# Soil Image Classification Project Overview (Binary Classification)

This notebook presents a detailed summary of the binary Soil Image Classification task, which aims to determine whether a given image belongs to a particular soil class (labeled `1`) or not (`0`). The model is trained using a convolutional neural network (CNN) based on the ResNet18 architecture. The project includes data preparation, model training, evaluation, and submission generation.

## Dataset Description

The dataset comprises high-resolution soil images along with binary labels:

- **Label 1**: Indicates the image belongs to the target soil class.
- **Label 0**: Indicates it does not belong to the target class.

**Data Sources:**

- Training images and labels: `train_labels.csv`
- Test images: `test_ids.csv`
- Images are stored in respective train/test folders and resized to `224×224` pixels before training.

## Methodology

The classification pipeline is composed of the following stages:

1. **Data Loading & Preparation**
   - Paths are constructed for image access.
   - Labels are ensured to be binary (`int` type).
   - Stratified split is used to maintain class balance in training and validation sets.

2. **Data Augmentation**
   - Applied using `Albumentations`:
     - Random horizontal flip
     - Brightness/contrast adjustment
     - Random rotation
     - Normalization
   - Enhances generalization and reduces overfitting.

3. **Model Architecture**
   - **ResNet18** pre-trained on ImageNet.
   - The final layer modified to output probabilities for two classes (binary classification).

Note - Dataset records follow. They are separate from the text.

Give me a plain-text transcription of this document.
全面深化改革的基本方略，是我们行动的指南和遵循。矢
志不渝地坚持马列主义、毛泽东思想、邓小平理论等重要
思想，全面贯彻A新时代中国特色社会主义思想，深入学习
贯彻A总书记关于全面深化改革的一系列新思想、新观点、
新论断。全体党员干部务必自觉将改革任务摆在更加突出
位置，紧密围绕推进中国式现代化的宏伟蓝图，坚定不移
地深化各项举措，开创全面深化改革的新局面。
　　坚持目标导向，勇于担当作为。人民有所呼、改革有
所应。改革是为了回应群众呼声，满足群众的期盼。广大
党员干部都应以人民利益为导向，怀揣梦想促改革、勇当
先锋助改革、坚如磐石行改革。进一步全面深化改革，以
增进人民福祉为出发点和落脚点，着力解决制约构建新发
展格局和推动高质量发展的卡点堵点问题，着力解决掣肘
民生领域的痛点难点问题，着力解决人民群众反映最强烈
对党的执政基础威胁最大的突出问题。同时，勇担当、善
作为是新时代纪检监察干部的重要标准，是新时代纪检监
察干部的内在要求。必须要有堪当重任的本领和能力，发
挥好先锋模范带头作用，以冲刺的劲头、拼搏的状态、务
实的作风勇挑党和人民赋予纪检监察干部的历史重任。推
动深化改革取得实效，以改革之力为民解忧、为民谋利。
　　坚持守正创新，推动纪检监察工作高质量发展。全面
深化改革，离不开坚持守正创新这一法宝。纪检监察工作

4. **Loss Function & Optimization**
   - `CrossEntropyLoss` used.
   - Optimized using `Adam` with a learning rate of `1e-4`.

5. **Training Loop**
   - Model trains for 5 epochs.
   - Monitors **F1-score** on training and validation sets.
   - Saves the best model based on validation performance.

6. **Inference**
   - The best-performing model is used for test prediction.
   - Outputs are mapped back to original label names (`0` or `1`).
   - Final predictions are saved to `submission.csv`.

## Evaluation Metrics

Model performance is primarily measured using the **F1-score**, which is crucial for imbalanced binary classification. Additionally, training loss is tracked.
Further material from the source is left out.